Take your pencil, and mark all the natural silence in the poem. Remember that the words you’re using are drawn on a canvas of silence. Some poems are busier, some poems are quieter, but all poems have silence in them, and that has to be respected.
Now you’re ready to begin.
Stand up. Make sure there is room around you. Put your arms straight out to your sides, making a “T” with your body.
It is likely you did this with your palms down. Everybody does. In fact, this exercise wouldn’t work if you hadn’t.
Leave your arms where they are, and rotate your thumbs 180°, so that your palms face straight up, and your thumbs point behind you. Push your arms back, following your thumbs, until your hands are just behind the plane of your body.
If you did it correctly, this action should have pushed your sternum up and out, and your shoulders down and back. Whatever happens for the rest of the poem, keep you sternum out and your shoulders back. This is the only way your lungs and diaphragm have enough space to do their job.
Keep your sternum where it is. Lower your arms.

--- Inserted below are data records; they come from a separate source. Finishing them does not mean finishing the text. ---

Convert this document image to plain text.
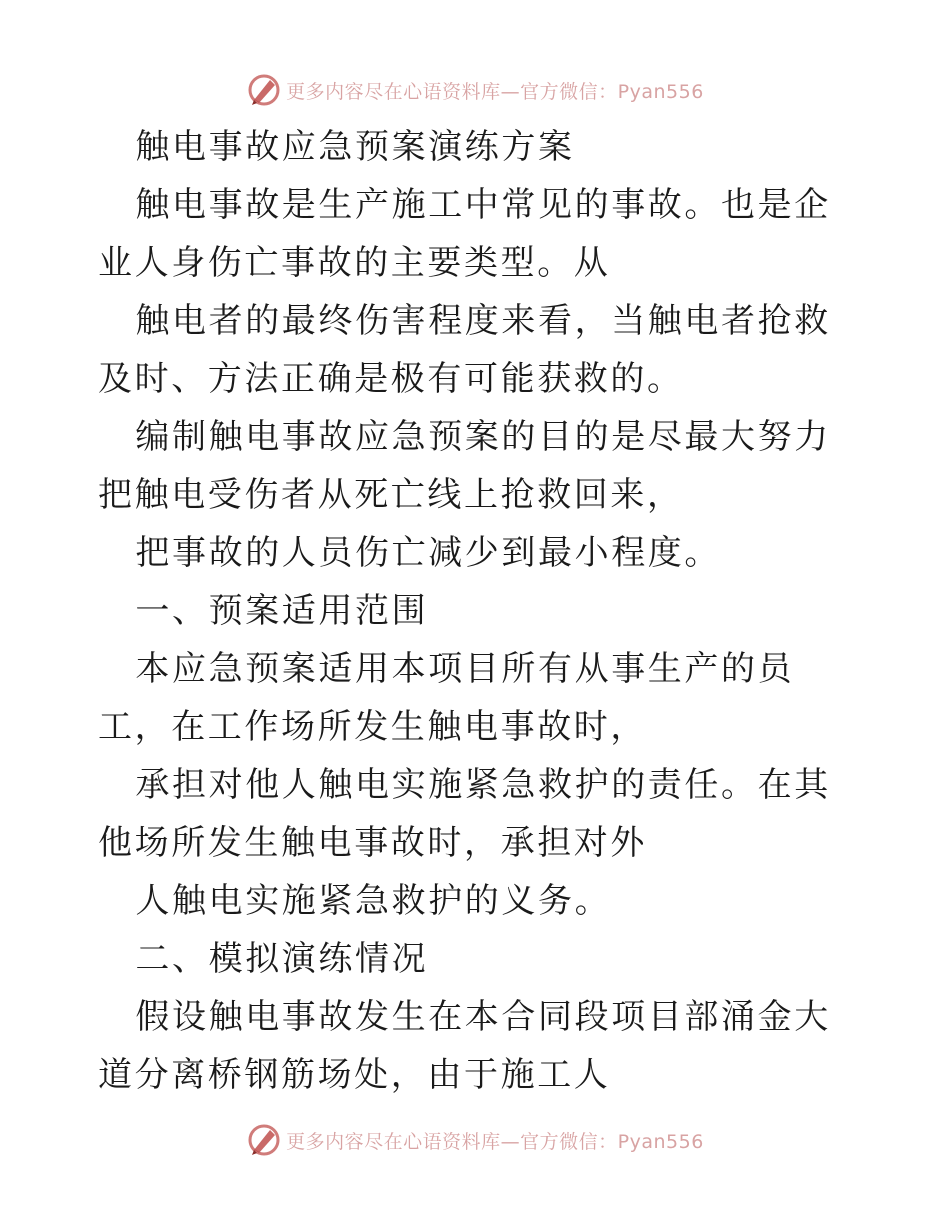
更多内容尽在心语资料库—官方微信：Pyan556

触电事故应急预案演练方案

触电事故是生产施工中常见的事故。也是企业人身伤亡事故的主要类型。从

触电者的最终伤害程度来看，当触电者抢救及时、方法正确是极有可能获救的。

编制触电事故应急预案的目的是尽最大努力把触电受伤者从死亡线上抢救回来，

把事故的人员伤亡减少到最小程度。

一、预案适用范围

本应急预案适用本项目所有从事生产的员工，在工作场所发生触电事故时，

承担对他人触电实施紧急救护的责任。在其他场所发生触电事故时，承担对外

人触电实施紧急救护的义务。

二、模拟演练情况

假设触电事故发生在本合同段项目部涌金大道分离桥钢筋场处，由于施工人

更多内容尽在心语资料库—官方微信：Pyan556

Your body is now prepared to breathe, so breathe. In through the nose, out through the mouth. Take deep, slow breaths. Feel the energy flow in and out of your body, in balance with the air around you.

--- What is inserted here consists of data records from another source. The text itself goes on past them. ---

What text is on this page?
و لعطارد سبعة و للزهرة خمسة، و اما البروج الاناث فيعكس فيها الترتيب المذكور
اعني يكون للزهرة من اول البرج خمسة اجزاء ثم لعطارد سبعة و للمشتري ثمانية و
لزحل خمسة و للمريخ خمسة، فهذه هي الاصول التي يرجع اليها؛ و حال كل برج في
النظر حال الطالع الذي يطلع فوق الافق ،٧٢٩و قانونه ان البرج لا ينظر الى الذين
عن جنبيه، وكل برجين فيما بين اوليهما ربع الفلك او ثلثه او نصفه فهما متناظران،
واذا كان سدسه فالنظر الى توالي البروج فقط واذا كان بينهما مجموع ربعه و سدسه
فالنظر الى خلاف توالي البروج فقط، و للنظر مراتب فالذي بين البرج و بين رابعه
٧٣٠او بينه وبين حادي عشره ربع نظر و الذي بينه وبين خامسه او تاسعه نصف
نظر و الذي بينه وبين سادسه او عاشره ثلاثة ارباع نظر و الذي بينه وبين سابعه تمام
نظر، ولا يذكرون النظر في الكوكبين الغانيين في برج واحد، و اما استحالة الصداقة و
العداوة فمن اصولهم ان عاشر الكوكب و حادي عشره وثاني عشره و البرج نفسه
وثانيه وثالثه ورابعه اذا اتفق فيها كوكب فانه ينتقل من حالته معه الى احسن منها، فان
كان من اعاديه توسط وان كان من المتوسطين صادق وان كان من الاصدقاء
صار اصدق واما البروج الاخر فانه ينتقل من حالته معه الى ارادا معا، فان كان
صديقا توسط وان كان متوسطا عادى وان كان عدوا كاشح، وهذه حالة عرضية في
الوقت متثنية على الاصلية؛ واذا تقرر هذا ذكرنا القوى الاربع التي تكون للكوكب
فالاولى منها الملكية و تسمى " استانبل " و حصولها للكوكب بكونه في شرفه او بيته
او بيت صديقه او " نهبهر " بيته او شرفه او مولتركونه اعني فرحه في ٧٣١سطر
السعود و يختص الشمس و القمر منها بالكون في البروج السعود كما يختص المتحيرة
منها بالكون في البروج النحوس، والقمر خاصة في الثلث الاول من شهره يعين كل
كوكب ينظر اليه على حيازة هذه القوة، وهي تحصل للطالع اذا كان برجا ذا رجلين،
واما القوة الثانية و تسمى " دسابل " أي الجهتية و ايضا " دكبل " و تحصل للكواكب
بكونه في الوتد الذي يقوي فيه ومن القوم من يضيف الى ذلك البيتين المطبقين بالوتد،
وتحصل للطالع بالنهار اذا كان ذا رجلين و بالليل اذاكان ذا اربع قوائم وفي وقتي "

It’s not actually energy—it’s oxygen—but it has the same effect when you’re delivering a poem.
Now, on an out breath, begin your poem. Pay attention to all the dynamic and tonal markings you made on the page. Keep mind, body and spirit open. You should imagine yourself as an instrument. Don’t mute that instrument. Open.
This will be hard to maintain. I know this, and so does ever other working spoken-word artist on the planet. This is why we rehearse.
Now that you understand the poem, and you’ve begun using your body to correctly sing it, make space in your life to rehearse. Begin rehearsals early, and hold rehearsals often. Get as many live audiences as you can, and find microphones and stages as frequently as possible. The closer your rehearsal is to the actual conditions you’ll perform under, the better.
If there is an all-ages open mic near you, go there. If you happen to write your own poetry, and can find an all-ages poetry slam in your area, go there too. Even if you don’t write, find your local poetry slam, and sit in the audience. You can learn a lot just by watching.
As you rehearse, continuously google “Poetry Out Loud,” “poetry slam,” “spoken word poetry,” etc. Look up the great contemporary artists, like Shane Koyczan, Patricia Smith, Suheir Hammad, Anis Mojgani, and others. Locally, get all the audience you can find, and ask them to reflect back to you what they see, and where you can improve.
If you’re brave enough, record yourself, and watch the tapes.
As with any other sport or art, the more preparation you put into this, the better the results.
And now, at the end, come back to the beginning. When you step out on that stage and see me in the judges chair, when you see all your friends and teachers and their friends and family in the audience, when you see a sea of faces out there all looking back at you, waiting to hear what’s going to come out of your mouth in the next few minutes—remember that we are all human, and that there’s nothing humans want more than a good story.
Use your poem to give us that story.